It is far from one-way traffic. A growing Asia investor base is increasingly seeking access to opportunities in the Gulf. A mark of this was the launch, in November 2023, of Asia’s first ETF tracking the performance of Saudi Arabian equities. The Hong Kong listing attracted over USD1 billion in assets under management at launch. We also believe that Japanese companies will be welcome partners to invest in the Gulf, bringing international experience and industrial expertise.
The net zero transition will be a huge catalyst of activity through the new silk road. Enormous renewable energy and infrastructure development projects across the Gulf are creating opportunity for Asia-based contractors, and for the export of emission reducing technologies. For example, in 2022 Saudi Arabia’s ACWA Power signed agreements with nine Chinese entities, laying the ground for financing, investment and construction of ACWA Power’s global clean and renewable energy projects16.
Transition-focused international agreements also inevitably relate to the high population, high growth, higher emitting markets along this corridor. At COP 28 in December, the UAE announced the launch of its Global Climate Finance Centre (GCFC). Based in Abu Dhabi, it will support local and international players in unlocking capital for transition in markets laying largely along the Silk Road.17 COP28 also saw the launch of the Capacity-building Alliance of Sustainable Investment (CASI), focused on addressing the bottleneck in emerging and developing markets around technical capacity to access private and public capital for the transition.

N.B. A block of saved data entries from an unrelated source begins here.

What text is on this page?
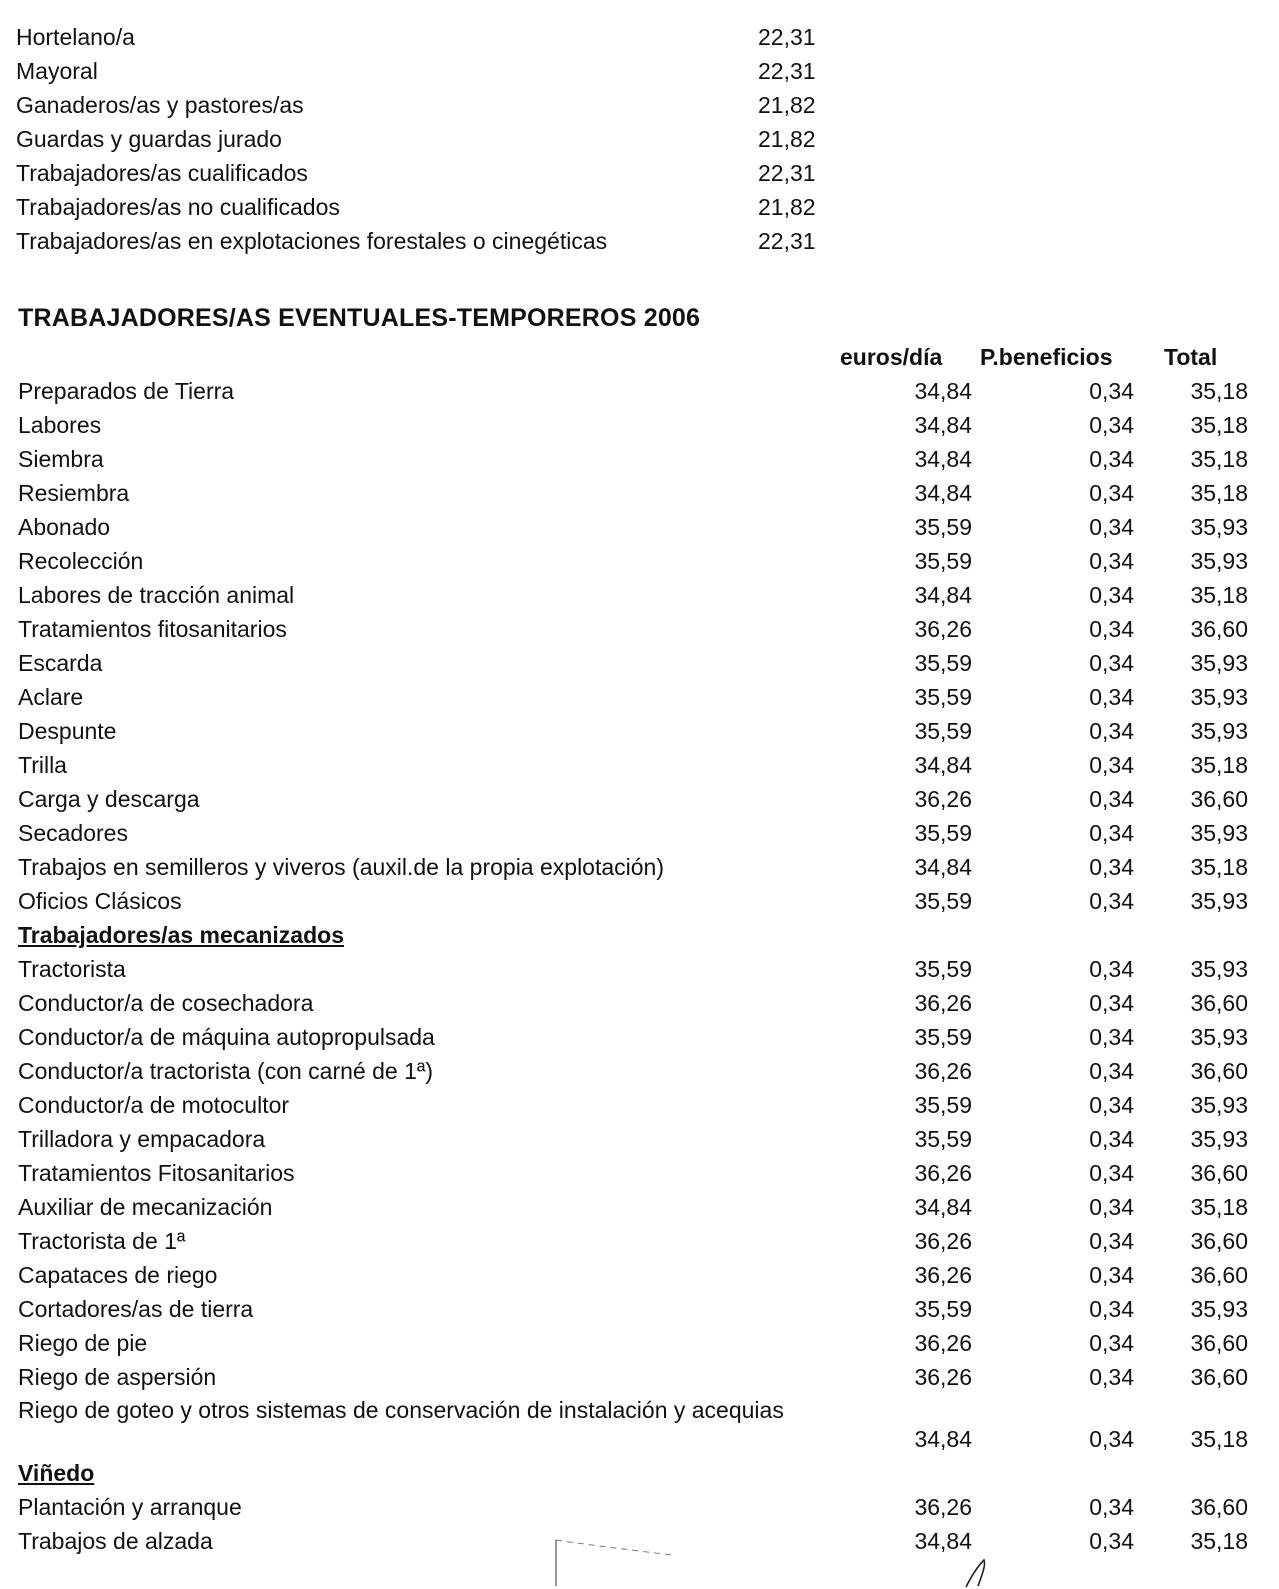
Hortelano/a	22,31
Mayoral	22,31
Ganaderos/as y pastores/as	21,82
Guardas y guardas jurado	21,82
Trabajadores/as cualificados	22,31
Trabajadores/as no cualificados	21,82
Trabajadores/as en explotaciones forestales o cinegéticas	22,31
TRABAJADORES/AS EVENTUALES-TEMPOREROS 2006
euros/día P.beneficios Total
Preparados de Tierra	34,84	0,34 35,18
Labores	34,84	0,34 35,18
Siembra	34,84	0,34 35,18
Resiembra	34,84	0,34 35,18
Abonado	35,59	0,34 35,93
Recolección	35,59	0,34 35,93
Labores de tracción animal	34,84	0,34 35,18
Tratamientos fitosanitarios	36,26	0,34 36,60
Escarda	35,59	0,34 35,93
Aclare	35,59	0,34 35,93
Despunte	35,59	0,34 35,93
Trilla	34,84	0,34 35,18
Carga y descarga	36,26	0,34 36,60
Secadores	35,59	0,34 35,93
Trabajos en semilleros y viveros (auxil.de la propia explotación)	34,84	0,34 35,18
Oficios Clásicos	35,59	0,34 35,93
Trabajadores/as mecanizados
Tractorista	35,59	0,34 35,93
Conductor/a de cosechadora	36,26	0,34 36,60
Conductor/a de máquina autopropulsada	35,59	0,34 35,93
Conductor/a tractorista (con carné de 1ª)	36,26	0,34 36,60
Conductor/a de motocultor	35,59	0,34 35,93
Trilladora y empacadora	35,59	0,34 35,93
Tratamientos Fitosanitarios	36,26	0,34 36,60
Auxiliar de mecanización	34,84	0,34 35,18
Tractorista de 1ª	36,26	0,34 36,60
Capataces de riego	36,26	0,34 36,60
Cortadores/as de tierra	35,59	0,34 35,93
Riego de pie	36,26	0,34 36,60
Riego de aspersión	36,26	0,34 36,60
Riego de goteo y otros sistemas de conservación de instalación y acequias
34,84	0,34 35,18
Viñedo
Plantación y arranque	36,26	0,34 36,60
Trabajos de alzada	34,84	0,34 35,18
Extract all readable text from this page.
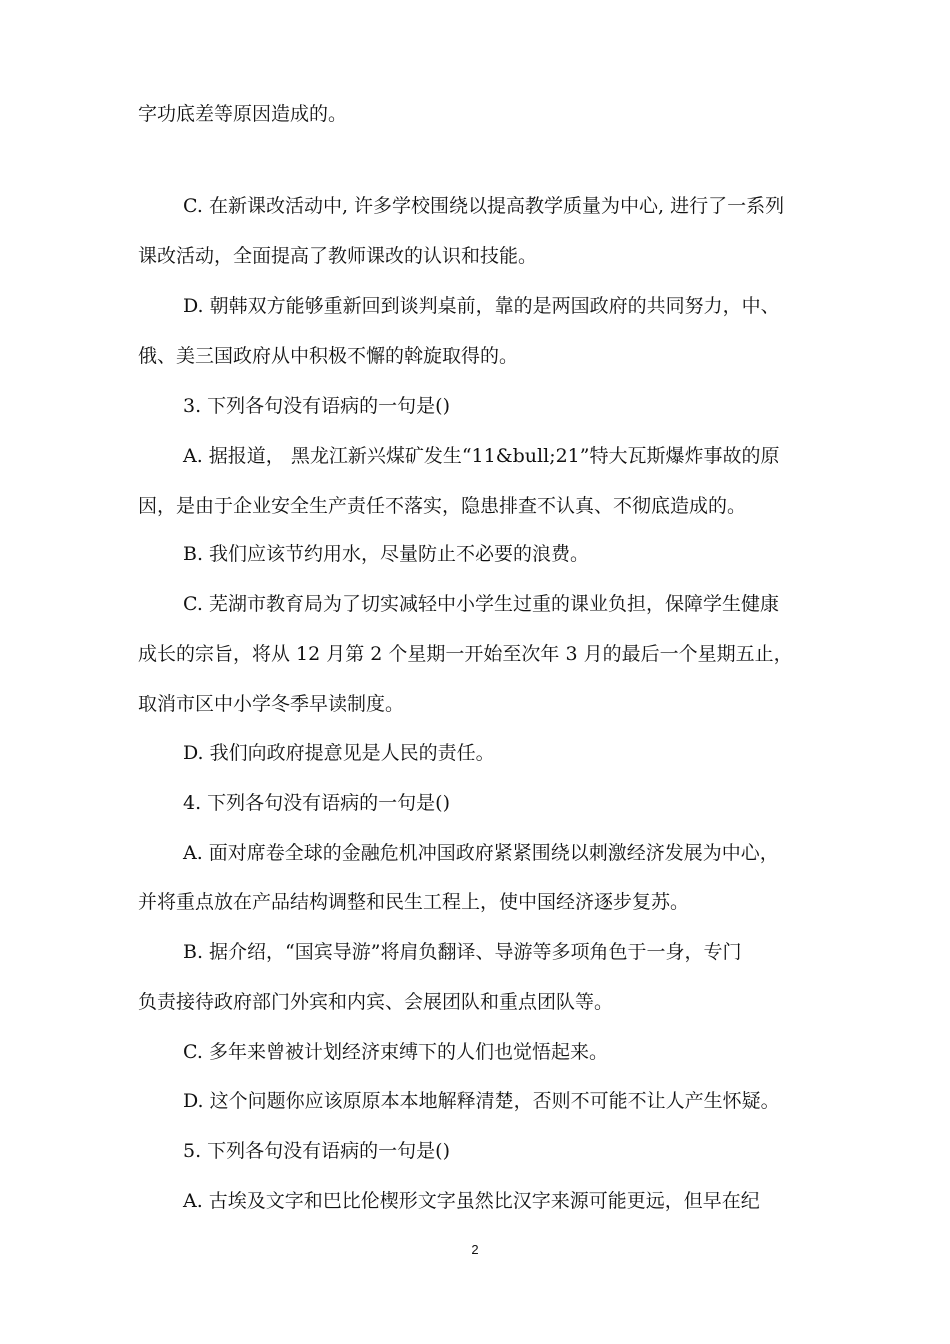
字功底差等原因造成的。
C. 在新课改活动中, 许多学校围绕以提高教学质量为中心, 进行了一系列
课改活动，全面提高了教师课改的认识和技能。
D. 朝韩双方能够重新回到谈判桌前，靠的是两国政府的共同努力，中、
俄、美三国政府从中积极不懈的斡旋取得的。
3. 下列各句没有语病的一句是()
A. 据报道， 黑龙江新兴煤矿发生“11&bull;21”特大瓦斯爆炸事故的原
因，是由于企业安全生产责任不落实，隐患排查不认真、不彻底造成的。
B. 我们应该节约用水，尽量防止不必要的浪费。
C. 芜湖市教育局为了切实减轻中小学生过重的课业负担，保障学生健康
成长的宗旨，将从 12 月第 2 个星期一开始至次年 3 月的最后一个星期五止，
取消市区中小学冬季早读制度。
D. 我们向政府提意见是人民的责任。
4. 下列各句没有语病的一句是()
A. 面对席卷全球的金融危机冲国政府紧紧围绕以刺激经济发展为中心，
并将重点放在产品结构调整和民生工程上，使中国经济逐步复苏。
B. 据介绍，“国宾导游”将肩负翻译、导游等多项角色于一身，专门
负责接待政府部门外宾和内宾、会展团队和重点团队等。
C. 多年来曾被计划经济束缚下的人们也觉悟起来。
D. 这个问题你应该原原本本地解释清楚，否则不可能不让人产生怀疑。
5. 下列各句没有语病的一句是()
A. 古埃及文字和巴比伦楔形文字虽然比汉字来源可能更远，但早在纪
2
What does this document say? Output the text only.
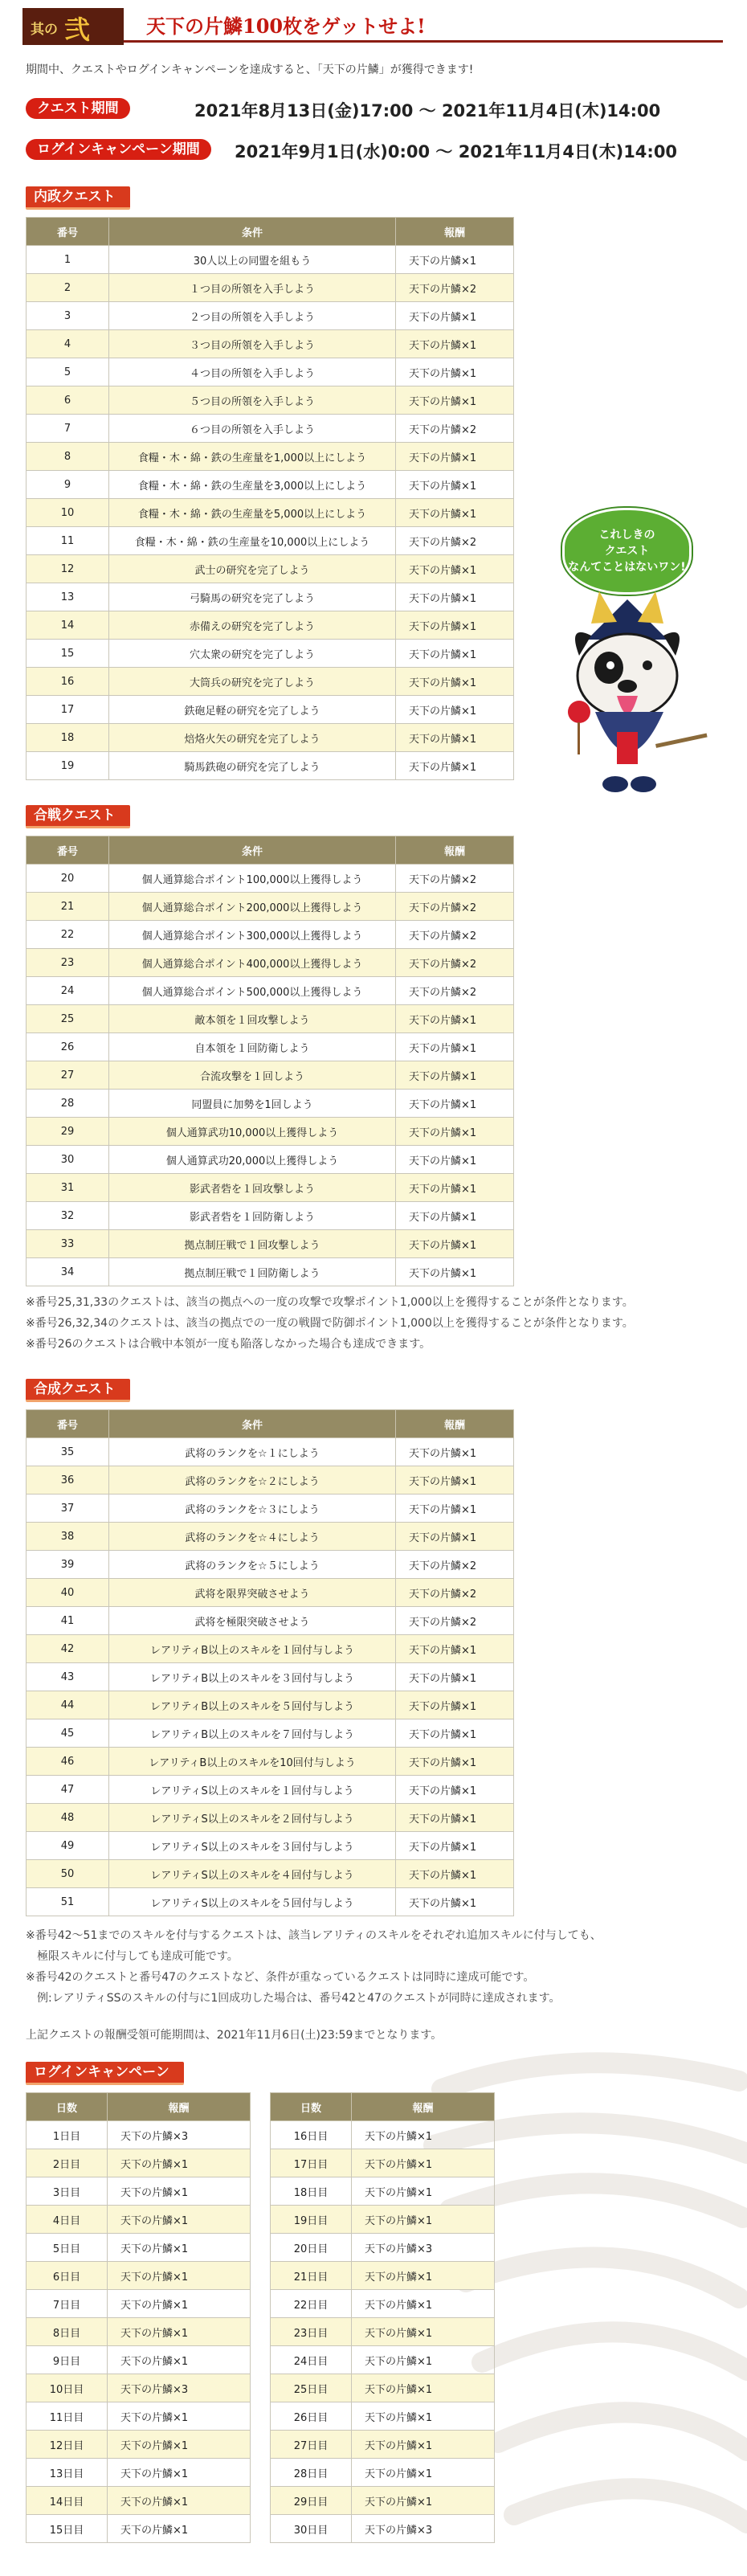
其の 弐	天下の片鱗100枚をゲットせよ!
期間中、クエストやログインキャンペーンを達成すると、「天下の片鱗」が獲得できます!
クエスト期間	2021年8月13日(金)17:00 ～ 2021年11月4日(木)14:00
ログインキャンペーン期間	2021年9月1日(水)0:00 ～ 2021年11月4日(木)14:00
内政クエスト
番号	条件	報酬
1	30人以上の同盟を組もう	天下の片鱗×1
2	１つ目の所領を入手しよう	天下の片鱗×2
3	２つ目の所領を入手しよう	天下の片鱗×1
4	３つ目の所領を入手しよう	天下の片鱗×1
5	４つ目の所領を入手しよう	天下の片鱗×1
6	５つ目の所領を入手しよう	天下の片鱗×1
7	６つ目の所領を入手しよう	天下の片鱗×2
8	食糧・木・綿・鉄の生産量を1,000以上にしよう	天下の片鱗×1
9	食糧・木・綿・鉄の生産量を3,000以上にしよう	天下の片鱗×1
10	食糧・木・綿・鉄の生産量を5,000以上にしよう	天下の片鱗×1
11	食糧・木・綿・鉄の生産量を10,000以上にしよう	天下の片鱗×2
12	武士の研究を完了しよう	天下の片鱗×1
13	弓騎馬の研究を完了しよう	天下の片鱗×1
14	赤備えの研究を完了しよう	天下の片鱗×1
15	穴太衆の研究を完了しよう	天下の片鱗×1
16	大筒兵の研究を完了しよう	天下の片鱗×1
17	鉄砲足軽の研究を完了しよう	天下の片鱗×1
18	焙烙火矢の研究を完了しよう	天下の片鱗×1
19	騎馬鉄砲の研究を完了しよう	天下の片鱗×1
合戦クエスト
番号	条件	報酬
20	個人通算総合ポイント100,000以上獲得しよう	天下の片鱗×2
21	個人通算総合ポイント200,000以上獲得しよう	天下の片鱗×2
22	個人通算総合ポイント300,000以上獲得しよう	天下の片鱗×2
23	個人通算総合ポイント400,000以上獲得しよう	天下の片鱗×2
24	個人通算総合ポイント500,000以上獲得しよう	天下の片鱗×2
25	敵本領を１回攻撃しよう	天下の片鱗×1
26	自本領を１回防衛しよう	天下の片鱗×1
27	合流攻撃を１回しよう	天下の片鱗×1
28	同盟員に加勢を1回しよう	天下の片鱗×1
29	個人通算武功10,000以上獲得しよう	天下の片鱗×1
30	個人通算武功20,000以上獲得しよう	天下の片鱗×1
31	影武者砦を１回攻撃しよう	天下の片鱗×1
32	影武者砦を１回防衛しよう	天下の片鱗×1
33	拠点制圧戦で１回攻撃しよう	天下の片鱗×1
34	拠点制圧戦で１回防衛しよう	天下の片鱗×1
※番号25,31,33のクエストは、該当の拠点への一度の攻撃で攻撃ポイント1,000以上を獲得することが条件となります。
※番号26,32,34のクエストは、該当の拠点での一度の戦闘で防御ポイント1,000以上を獲得することが条件となります。
※番号26のクエストは合戦中本領が一度も陥落しなかった場合も達成できます。
合成クエスト
番号	条件	報酬
35	武将のランクを☆１にしよう	天下の片鱗×1
36	武将のランクを☆２にしよう	天下の片鱗×1
37	武将のランクを☆３にしよう	天下の片鱗×1
38	武将のランクを☆４にしよう	天下の片鱗×1
39	武将のランクを☆５にしよう	天下の片鱗×2
40	武将を限界突破させよう	天下の片鱗×2
41	武将を極限突破させよう	天下の片鱗×2
42	レアリティB以上のスキルを１回付与しよう	天下の片鱗×1
43	レアリティB以上のスキルを３回付与しよう	天下の片鱗×1
44	レアリティB以上のスキルを５回付与しよう	天下の片鱗×1
45	レアリティB以上のスキルを７回付与しよう	天下の片鱗×1
46	レアリティB以上のスキルを10回付与しよう	天下の片鱗×1
47	レアリティS以上のスキルを１回付与しよう	天下の片鱗×1
48	レアリティS以上のスキルを２回付与しよう	天下の片鱗×1
49	レアリティS以上のスキルを３回付与しよう	天下の片鱗×1
50	レアリティS以上のスキルを４回付与しよう	天下の片鱗×1
51	レアリティS以上のスキルを５回付与しよう	天下の片鱗×1
※番号42～51までのスキルを付与するクエストは、該当レアリティのスキルをそれぞれ追加スキルに付与しても、
　極限スキルに付与しても達成可能です。
※番号42のクエストと番号47のクエストなど、条件が重なっているクエストは同時に達成可能です。
　例:レアリティSSのスキルの付与に1回成功した場合は、番号42と47のクエストが同時に達成されます。
上記クエストの報酬受領可能期間は、2021年11月6日(土)23:59までとなります。
ログインキャンペーン
日数	報酬
1日目	天下の片鱗×3
2日目	天下の片鱗×1
3日目	天下の片鱗×1
4日目	天下の片鱗×1
5日目	天下の片鱗×1
6日目	天下の片鱗×1
7日目	天下の片鱗×1
8日目	天下の片鱗×1
9日目	天下の片鱗×1
10日目	天下の片鱗×3
11日目	天下の片鱗×1
12日目	天下の片鱗×1
13日目	天下の片鱗×1
14日目	天下の片鱗×1
15日目	天下の片鱗×1
日数	報酬
16日目	天下の片鱗×1
17日目	天下の片鱗×1
18日目	天下の片鱗×1
19日目	天下の片鱗×1
20日目	天下の片鱗×3
21日目	天下の片鱗×1
22日目	天下の片鱗×1
23日目	天下の片鱗×1
24日目	天下の片鱗×1
25日目	天下の片鱗×1
26日目	天下の片鱗×1
27日目	天下の片鱗×1
28日目	天下の片鱗×1
29日目	天下の片鱗×1
30日目	天下の片鱗×3
これしきの
クエスト
なんてことはないワン!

When delegates meet at HSBC’s inaugural Global Investment Summit in Hong Kong on 8 April, they will discuss how these types of new networks are changing the global economy. Making precise preditions might be ill-advised. But the deep and growing connectivity between Asia and the Gulf, backed by active diplomacy, co-operation and investment is too compelling, and makes too much sense to be derailed. It suggests the beginning of a generational shift that will have far-ranging implications for international trade, business, and societies.